HELNWEIN: Non, je n’y peux vraiment rien (rires) ! Les seules idées qui me viennent à l’esprit sont des idées que les autres trouvent facilement dérangeantes. Ce n’est pas que ça me plaît mais c’est la seule chose dont je semble être capable. Réaliser quelque chose qui plaise à la société équivaudrait à un suicide pour moi. Ça voudrait dire que je rends les armes et que j’abandonne. C’est impossible à imaginer.
 
Apprécies-tu le fait d’avoir du succès de ton vivant ?
HELNWEIN: Je ne conçois pas la notion de succès. Chez moi, tout est histoire de lutte. Parfois, c’était amusant de se battre, parfois pas. Ma vie se résume à causer des problèmes aux autres qui me le rendent bien (rires) !
 
On a l’impression que depuis quelque temps, ton travail a la cote auprès des célébrités qui se déplacent en masse à tes expositions. Tu ne crains pas l’effet de mode qui entoure ta production ?
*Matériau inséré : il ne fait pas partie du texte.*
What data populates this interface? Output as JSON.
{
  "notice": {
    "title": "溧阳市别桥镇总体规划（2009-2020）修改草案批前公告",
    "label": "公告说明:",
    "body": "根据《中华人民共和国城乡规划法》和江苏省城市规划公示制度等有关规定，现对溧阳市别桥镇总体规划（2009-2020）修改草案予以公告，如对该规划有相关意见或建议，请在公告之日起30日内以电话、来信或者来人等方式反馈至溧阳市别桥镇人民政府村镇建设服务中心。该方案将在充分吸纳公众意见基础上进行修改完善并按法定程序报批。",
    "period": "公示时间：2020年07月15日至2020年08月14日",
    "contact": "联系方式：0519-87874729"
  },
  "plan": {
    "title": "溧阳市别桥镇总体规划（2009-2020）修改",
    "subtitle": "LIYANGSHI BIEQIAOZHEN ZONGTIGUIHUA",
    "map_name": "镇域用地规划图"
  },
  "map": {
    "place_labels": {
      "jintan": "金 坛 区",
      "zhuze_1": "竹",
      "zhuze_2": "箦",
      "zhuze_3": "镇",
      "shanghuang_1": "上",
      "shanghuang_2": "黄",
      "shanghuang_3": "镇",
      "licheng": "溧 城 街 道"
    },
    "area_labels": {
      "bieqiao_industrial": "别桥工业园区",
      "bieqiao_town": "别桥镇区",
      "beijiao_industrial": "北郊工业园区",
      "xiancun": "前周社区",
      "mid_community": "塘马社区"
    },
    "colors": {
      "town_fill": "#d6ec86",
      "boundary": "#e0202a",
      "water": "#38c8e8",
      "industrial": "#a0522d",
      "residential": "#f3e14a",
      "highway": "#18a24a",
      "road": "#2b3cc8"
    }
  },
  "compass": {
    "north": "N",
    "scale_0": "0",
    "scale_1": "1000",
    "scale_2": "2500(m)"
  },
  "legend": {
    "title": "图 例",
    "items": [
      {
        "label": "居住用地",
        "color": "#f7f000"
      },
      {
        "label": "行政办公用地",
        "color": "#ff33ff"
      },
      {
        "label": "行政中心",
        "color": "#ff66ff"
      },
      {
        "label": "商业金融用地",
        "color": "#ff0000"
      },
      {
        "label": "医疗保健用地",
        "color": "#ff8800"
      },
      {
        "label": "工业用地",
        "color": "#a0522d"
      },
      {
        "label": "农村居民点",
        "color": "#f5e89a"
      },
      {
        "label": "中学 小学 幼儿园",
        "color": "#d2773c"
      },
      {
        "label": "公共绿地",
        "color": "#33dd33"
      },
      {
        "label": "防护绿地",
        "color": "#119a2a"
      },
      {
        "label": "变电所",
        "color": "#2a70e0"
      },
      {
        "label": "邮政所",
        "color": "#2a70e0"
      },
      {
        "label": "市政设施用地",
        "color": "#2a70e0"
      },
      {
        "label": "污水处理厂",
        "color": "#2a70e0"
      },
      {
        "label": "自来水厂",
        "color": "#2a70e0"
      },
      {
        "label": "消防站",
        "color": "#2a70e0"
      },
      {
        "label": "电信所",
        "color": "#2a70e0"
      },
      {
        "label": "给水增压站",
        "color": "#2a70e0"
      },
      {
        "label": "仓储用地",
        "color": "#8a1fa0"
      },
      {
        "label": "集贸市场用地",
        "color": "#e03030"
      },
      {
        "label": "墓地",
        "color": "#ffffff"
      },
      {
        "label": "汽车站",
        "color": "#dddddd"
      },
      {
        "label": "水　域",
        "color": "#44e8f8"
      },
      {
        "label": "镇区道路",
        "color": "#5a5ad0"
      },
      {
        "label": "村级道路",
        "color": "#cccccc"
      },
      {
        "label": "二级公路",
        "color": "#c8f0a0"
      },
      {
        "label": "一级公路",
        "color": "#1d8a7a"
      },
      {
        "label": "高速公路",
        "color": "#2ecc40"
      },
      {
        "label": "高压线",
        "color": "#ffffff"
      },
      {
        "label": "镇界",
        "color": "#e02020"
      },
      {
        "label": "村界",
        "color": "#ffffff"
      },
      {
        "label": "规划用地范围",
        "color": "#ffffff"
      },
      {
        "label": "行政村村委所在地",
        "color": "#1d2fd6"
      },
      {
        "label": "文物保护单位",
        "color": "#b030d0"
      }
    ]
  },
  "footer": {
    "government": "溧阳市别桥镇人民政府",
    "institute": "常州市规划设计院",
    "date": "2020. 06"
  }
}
HELNWEIN: Ça ressemble peut-être à ça de l’extérieur, mais ce n’est vraiment pas le cas. Voilà presque un an que j’ai ouvert mon studio à Los Angeles et j’en suis ravi ! C’est en allant aux ventes aux enchères ou aux musées que l’on se rend compte de ce qui est à la mode. Les personnes qui se rendent à mes expositions apprécient simplement mon travail. Par exemple, Sean Penn qui n’est ni quelqu’un d’amusant ni de forcément sympathique a une vision de l’art particulière qui le conduit à s’intéresser à mes œuvres. Cela dit, c’est vrai qu’à moins d’être S.D.F., tout est hype à Los Angeles. C’est le mode de vie californien qui veut ça. Mais j’apprécie de pouvoir y créer et de rencontrer d’autres artistes avec qui collaborer. Et puis, ce qui est incroyable aussi, c’est que tout le monde se fout de tout. Il flotte à Los Angeles un esprit de liberté que je n’ai jamais ressenti dans aucune autre ville européenne.